Рюрик Ивнев - Богема
В эту минуту дверь скрипнула, сильнее запахло скипидаром и масляной краской. Соня вздрогнула от неожиданности. Перед ней стояла старуха — высокая, худая, сгорбленная, с протянутой рукой. Рука была коричневого цвета. Это она хорошо запомнила.
— Дайте мне немного денег… на хлеб… я долго не ела…

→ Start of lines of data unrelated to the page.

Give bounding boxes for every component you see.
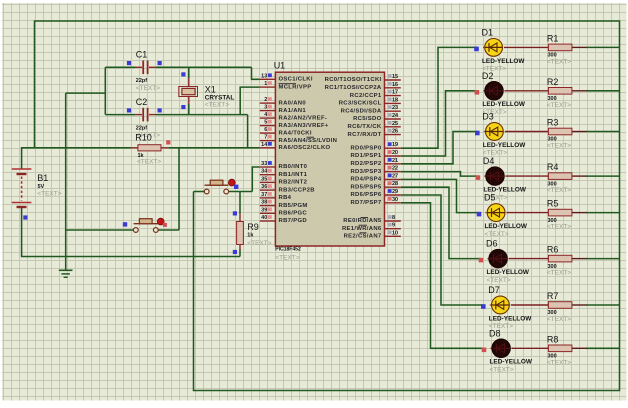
svg-text:RE2/CS/AN7: RE2/CS/AN7 bbox=[344, 234, 382, 240]
svg-text:LED-YELLOW: LED-YELLOW bbox=[487, 269, 530, 276]
svg-text:C1: C1 bbox=[136, 50, 148, 60]
svg-text:RA0/AN0: RA0/AN0 bbox=[279, 100, 307, 106]
svg-text:22: 22 bbox=[392, 166, 398, 172]
svg-text:<TEXT>: <TEXT> bbox=[275, 254, 299, 261]
svg-text:LED-YELLOW: LED-YELLOW bbox=[482, 58, 525, 65]
svg-text:36: 36 bbox=[261, 184, 267, 190]
svg-text:30: 30 bbox=[392, 197, 398, 203]
svg-text:22pf: 22pf bbox=[136, 125, 147, 131]
svg-text:25: 25 bbox=[392, 121, 398, 127]
svg-text:RD5/PSP5: RD5/PSP5 bbox=[350, 184, 381, 190]
svg-text:OSC1/CLKI: OSC1/CLKI bbox=[279, 77, 313, 83]
svg-text:27: 27 bbox=[392, 173, 398, 179]
svg-text:13: 13 bbox=[261, 73, 267, 79]
svg-text:R8: R8 bbox=[547, 334, 559, 344]
svg-text:<TEXT>: <TEXT> bbox=[547, 187, 571, 194]
svg-text:8: 8 bbox=[392, 215, 395, 221]
svg-text:38: 38 bbox=[261, 200, 267, 206]
svg-text:D7: D7 bbox=[488, 285, 500, 295]
svg-text:<TEXT>: <TEXT> bbox=[547, 224, 571, 231]
svg-text:<TEXT>: <TEXT> bbox=[547, 58, 571, 65]
svg-text:5: 5 bbox=[264, 120, 267, 126]
svg-text:LED-YELLOW: LED-YELLOW bbox=[485, 223, 528, 230]
svg-text:21: 21 bbox=[392, 158, 398, 164]
svg-text:RB4: RB4 bbox=[279, 195, 292, 201]
svg-text:RD4/PSP4: RD4/PSP4 bbox=[350, 177, 381, 183]
svg-text:34: 34 bbox=[261, 169, 268, 175]
svg-text:RC7/RX/DT: RC7/RX/DT bbox=[348, 132, 382, 138]
svg-text:RA1/AN1: RA1/AN1 bbox=[279, 108, 307, 114]
svg-text:RD1/PSP1: RD1/PSP1 bbox=[350, 153, 381, 159]
svg-text:LED-YELLOW: LED-YELLOW bbox=[489, 315, 532, 322]
svg-text:D5: D5 bbox=[484, 193, 496, 203]
svg-text:<TEXT>: <TEXT> bbox=[487, 277, 511, 284]
svg-text:RA5/AN4/SS/LVDIN: RA5/AN4/SS/LVDIN bbox=[279, 138, 338, 144]
svg-text:RB5/PGM: RB5/PGM bbox=[279, 203, 308, 209]
svg-text:RC4/SDI/SDA: RC4/SDI/SDA bbox=[341, 108, 382, 114]
svg-text:RA6/OSC2/CLKO: RA6/OSC2/CLKO bbox=[279, 145, 331, 151]
svg-text:D8: D8 bbox=[489, 328, 501, 338]
svg-text:24: 24 bbox=[392, 113, 399, 119]
svg-text:<TEXT>: <TEXT> bbox=[490, 367, 514, 374]
svg-text:28: 28 bbox=[392, 181, 398, 187]
svg-text:16: 16 bbox=[392, 82, 398, 88]
svg-text:1: 1 bbox=[264, 81, 267, 87]
svg-text:2: 2 bbox=[264, 97, 267, 103]
svg-text:C2: C2 bbox=[136, 97, 148, 107]
svg-text:D4: D4 bbox=[483, 156, 495, 166]
svg-text:RC1/T1OSI/CCP2A: RC1/T1OSI/CCP2A bbox=[325, 85, 382, 91]
svg-text:23: 23 bbox=[392, 105, 398, 111]
svg-text:LED-YELLOW: LED-YELLOW bbox=[490, 359, 533, 366]
svg-text:RE1/WR/AN6: RE1/WR/AN6 bbox=[342, 226, 382, 232]
svg-text:<TEXT>: <TEXT> bbox=[205, 102, 229, 109]
svg-text:R1: R1 bbox=[547, 33, 559, 43]
svg-text:<TEXT>: <TEXT> bbox=[547, 316, 571, 323]
svg-text:R2: R2 bbox=[547, 77, 559, 87]
svg-text:D3: D3 bbox=[482, 112, 494, 122]
svg-text:<TEXT>: <TEXT> bbox=[547, 102, 571, 109]
svg-text:17: 17 bbox=[392, 90, 398, 96]
svg-text:D6: D6 bbox=[486, 239, 498, 249]
svg-text:RD6/PSP6: RD6/PSP6 bbox=[350, 192, 381, 198]
svg-text:5V: 5V bbox=[38, 184, 45, 190]
svg-text:18: 18 bbox=[392, 97, 398, 103]
svg-text:40: 40 bbox=[261, 215, 267, 221]
svg-text:RB7/PGD: RB7/PGD bbox=[279, 218, 307, 224]
svg-text:R7: R7 bbox=[547, 291, 559, 301]
svg-text:R6: R6 bbox=[547, 245, 559, 255]
svg-text:RD2/PSP2: RD2/PSP2 bbox=[350, 161, 381, 167]
svg-text:35: 35 bbox=[261, 176, 267, 182]
svg-text:7: 7 bbox=[264, 135, 267, 141]
svg-text:RB2/INT2: RB2/INT2 bbox=[279, 180, 308, 186]
svg-text:RC2/CCP1: RC2/CCP1 bbox=[350, 93, 382, 99]
svg-text:RA3/AN3/VREF+: RA3/AN3/VREF+ bbox=[279, 123, 329, 129]
svg-text:RA2/AN2/VREF-: RA2/AN2/VREF- bbox=[279, 115, 328, 121]
svg-text:<TEXT>: <TEXT> bbox=[547, 270, 571, 277]
svg-text:19: 19 bbox=[392, 142, 398, 148]
svg-text:RC6/TX/CK: RC6/TX/CK bbox=[348, 124, 382, 130]
svg-text:10: 10 bbox=[392, 230, 398, 236]
svg-text:X1: X1 bbox=[205, 85, 216, 95]
svg-text:R10: R10 bbox=[135, 132, 152, 142]
svg-text:15: 15 bbox=[392, 74, 398, 80]
svg-text:<TEXT>: <TEXT> bbox=[485, 231, 509, 238]
svg-text:RC0/T1OSO/T1CKI: RC0/T1OSO/T1CKI bbox=[325, 77, 382, 83]
svg-text:<TEXT>: <TEXT> bbox=[136, 85, 160, 92]
svg-text:RB6/PGC: RB6/PGC bbox=[279, 211, 308, 217]
svg-text:26: 26 bbox=[392, 129, 398, 135]
svg-text:PIC18F452: PIC18F452 bbox=[275, 246, 301, 252]
svg-text:29: 29 bbox=[392, 189, 398, 195]
svg-text:LED-YELLOW: LED-YELLOW bbox=[483, 142, 526, 149]
svg-text:RB1/INT1: RB1/INT1 bbox=[279, 172, 308, 178]
svg-text:33: 33 bbox=[261, 161, 267, 167]
svg-text:R3: R3 bbox=[547, 118, 559, 128]
svg-text:22pf: 22pf bbox=[136, 78, 147, 84]
svg-text:RB3/CCP2B: RB3/CCP2B bbox=[279, 187, 315, 193]
svg-text:RE0/RD/AN5: RE0/RD/AN5 bbox=[343, 218, 382, 224]
svg-text:RC3/SCK/SCL: RC3/SCK/SCL bbox=[339, 101, 382, 107]
svg-text:RD3/PSP3: RD3/PSP3 bbox=[350, 169, 381, 175]
svg-text:LED-YELLOW: LED-YELLOW bbox=[482, 101, 525, 108]
svg-text:9: 9 bbox=[392, 223, 395, 229]
svg-text:20: 20 bbox=[392, 150, 398, 156]
svg-text:3: 3 bbox=[264, 105, 267, 111]
svg-text:6: 6 bbox=[264, 127, 267, 133]
svg-text:<TEXT>: <TEXT> bbox=[37, 191, 61, 198]
svg-text:R4: R4 bbox=[547, 162, 559, 172]
svg-text:D1: D1 bbox=[482, 27, 494, 37]
svg-text:RB0/INT0: RB0/INT0 bbox=[279, 164, 308, 170]
svg-text:RC5/SDO: RC5/SDO bbox=[353, 116, 382, 122]
svg-text:MCLR/VPP: MCLR/VPP bbox=[279, 84, 312, 90]
svg-text:<TEXT>: <TEXT> bbox=[547, 359, 571, 366]
svg-text:RD0/PSP0: RD0/PSP0 bbox=[350, 145, 381, 151]
svg-text:1k: 1k bbox=[247, 232, 254, 238]
svg-text:<TEXT>: <TEXT> bbox=[547, 143, 571, 150]
svg-text:<TEXT>: <TEXT> bbox=[137, 158, 161, 165]
svg-text:RA4/T0CKI: RA4/T0CKI bbox=[279, 130, 312, 136]
svg-text:R5: R5 bbox=[547, 199, 559, 209]
svg-text:<TEXT>: <TEXT> bbox=[247, 240, 271, 247]
svg-text:D2: D2 bbox=[482, 71, 494, 81]
svg-text:B1: B1 bbox=[37, 173, 48, 183]
svg-text:37: 37 bbox=[261, 192, 267, 198]
svg-text:RD7/PSP7: RD7/PSP7 bbox=[350, 200, 381, 206]
svg-text:39: 39 bbox=[261, 207, 267, 213]
svg-text:U1: U1 bbox=[274, 60, 286, 70]
svg-text:14: 14 bbox=[261, 142, 268, 148]
svg-text:R9: R9 bbox=[247, 222, 259, 232]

Соня схватилась за сумочку.
В этот момент на столик опустилась шипящая сковорода с яичницей. За ней — громадная жилистая рука, затем плечо и туловище, грузное, грозное. Оно (туловище) зарычало: «хррр…» И уронило колючие слова:
— Пошла вон отсюдова!
Соня посмотрела на пол, ей показалось, что этот крик относится к собаке или кошке, но поблизости никого не было. Старуха съежилась и, не дожидаясь милостыни, выскочила из кафе, точно вслед ей летел утюг или кочерга. «Должно быть, уже выгонял ее не раз, — подумала Соня, и вдруг в ее душе поднялась такая страшная ненависть против этого красного, жирного, сытого туловища, что захотелось запустить в него горячей сковородой. Она сдержалась и тотчас же пришла в сознание, точно все перед этим было как во сне: и весенние лужицы, и трамваи, и Лукомский, и Андрей… Перед ней было громадное, жирное, животно-тупое туловище сытого, самодовольного и подлого в своем самодовольстве мира, против которого она, прозрев недавно, боролась, борется и будет бороться. Все остальное — мираж, сновидение. Борьба, борьба, до гробовой доски. Борьба предстоит жестокая, свирепая, до полной победы — против этого прогнившего, бесчеловечного капитализма. Ей вдруг вспомнилось мое старое стихотворение, которое она прочитала еще в 1912 году в большевистской газете «Звезда»:
Веселитесь! Звените бокалом вина!Пропивайте и жгите мильоны.Хорошо веселиться… И жизнь не видна,И не слышны проклятья и стоны!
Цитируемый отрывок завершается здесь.